3. La coopérative est bien structurée et tend vers une autonomie.

« Les consom’acteurs dakarois peuvent désormais consommer des légumes exempts de pesticides et d’engrais chimiques dans les 4 points de distribution installés à Dakar. » Maty Seck, vendeuse de légumes ASD

Parallèlement, la fédération paysanne Woobin, membre de Sell Sellal et appuyée par Enda Pronat, a mis en place en 2015 une nouvelle stratégie de vente en gros, dans une logique d’économie circulaire, garantie par un système de suivi-contrôle-qualité, d’information et de sensibilisation des producteurs sur l’agriculture saine et durable. Ceci a permis en 2016, l’achat de 24.630 tonnes d’oignon aux producteurs à 50 FCFA/kg de plus que le conventionnel, l’accès de légumes sains aux populations des zones rurales et périurbaines, et l’empowerment des femmes.

L’écho des campagnes 2

Lancement d’un nouveau système de panier

Gian Paulo Berta, Les Jardins de Nyon, Suisse romande

Mon nom est Gian Paulo Berta et je me suis le coordinateur de l’ACP (Agriculture Contractuelle de Proximité) « Les Jardins de Nyon » un nouveau projet d’agriculture de proximité, voulu par la ville. Dans un premier temps nous avons dû trouver un lieu pour les livraisons. Nous avons contacté différentes associations existantes mais cela n’a pas fonctionné. Visiblement la perception des milieux associatifs vis-à-vis de l’agriculture contractuelle n’est pas très positive ici. Finalement la commune nous a trouvé un entrepôt. Lorsque nous l’avons visité pour la première fois, il paraissait humide et froid, pas vraiment une salle de bal ! Mais, nous l’avons retapé et aujourd’hui nous sommes satisfaits du résultat. Maintenant nous sommes heureux d’avoir pu débuter les livraisons. C’était important pour nous tous d’entrer dans le vif du sujet, mais nous n’avons par contre pas réussi à obtenir le nombre de contrat que nous espérions. Nous manquons un peu de visibilité, mais je pense surtout qu’il est important de transmettre les valeurs de l’agriculture contractuelle de proximité. Pour convaincre les gens d’adhérer, il faut parler des problématiques alimentaires et agricoles et présenter l’agriculture contractuelle comme une des solutions, avoir un discours positif. Adhérer à une structure d’agriculture contractuelle est un acte simple, accessible, que tout le monde peut réaliser facilement, pour autant que les raisons soient connues. Nous sommes une goutte qui participe au changement. C’est important de le présenter comme cela.

L’écho des campagnes 3

Marchés locaux : Produits sains et accessibles

Lola Esquivel, ATC – Asociación de Trabajadores del Campo (Fédération Syndicale des Travailleurs et Travailleuses Agricoles), Nicaragua

Je suis une productrice affiliée à l ATC. J’ai commencé à aller aux marchés locaux en 2001 puisqu’ils représentaient une option me permettant de générer un revenu et d’améliorer ma qualité de vie et celle de ma famille. Il est important pour moi en tant que productrice de pouvoir montrer directement ce que je produis, sans ça, le rôle des femmes est invisible. Cela permet aussi d’amener des produits frais, sains et accessibles au client.

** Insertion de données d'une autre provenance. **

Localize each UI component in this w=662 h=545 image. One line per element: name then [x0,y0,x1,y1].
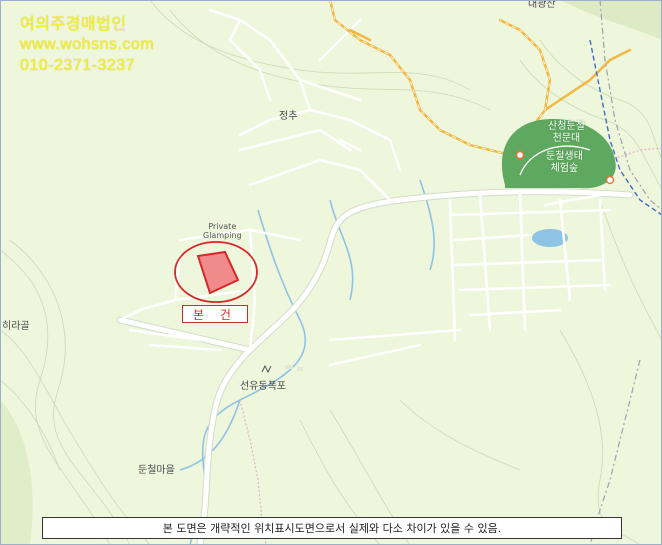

L’aspect le plus satisfaisant est de passer le produit directement du producteur au consommateur, parce que, en général, les intermédiaires tirent profit des petits producteurs et des consommateurs. Le développement des marchés locaux est aussi une initiative qui contribue à une alimentation équilibrée car la tomate, la courge et autre fruits et légumes que vous y mangez sont des produits naturels cultivés de façon biologique.

Encadres

Encadré 1

La Pêche et l’Agro-Écologie

“Nous disons que notre manière de pêcher est réellement de l’agro-écologie en action… en étant très sélectif dans le poisson que nous attrapons et en respectant l’environnement (…) Nous avons toujours éxisté en interconnectivité avec l’océan, et nous avons finalement un terme qui décrit notre connectivité avec le milieu marin. Le terme d’agroécologie nous aide à décrire le genre de pêche que nous pratiquons depuis 5000 ans.”
Christian Adams, Coastal Links Afrique du Sud, membre du WFPP

Un grand nombre des dynamiques structurelles que nous trouvons dans le secteur de la pêche sont identiques à celles de l’agriculture et de l’élevage en ranch, et dans beacoup de cas les pêcheurs sont aussi des paysans. La pêche à petite échelle doit faire face au modèle de la pêche industrielle de la même manière que les paysans et les éleveurs doivent faire face à l’agriculture industrielle. D’autre part, les principes agroécologiques sont suivis dans la pêche artisanale et l’aquaculture à petite échelle: dans le choix de l’équipement adéquat et l’utilisation des techniques spécifiques aux espèces visées; le respect des saisons et du cycle de vie de chaque espèce; les captures limitées selon les stipulations convenues; et la culture et la protection des zones de mangrove afin d’assurer la durabilité de la biodiversité dans la production et l’alimentation.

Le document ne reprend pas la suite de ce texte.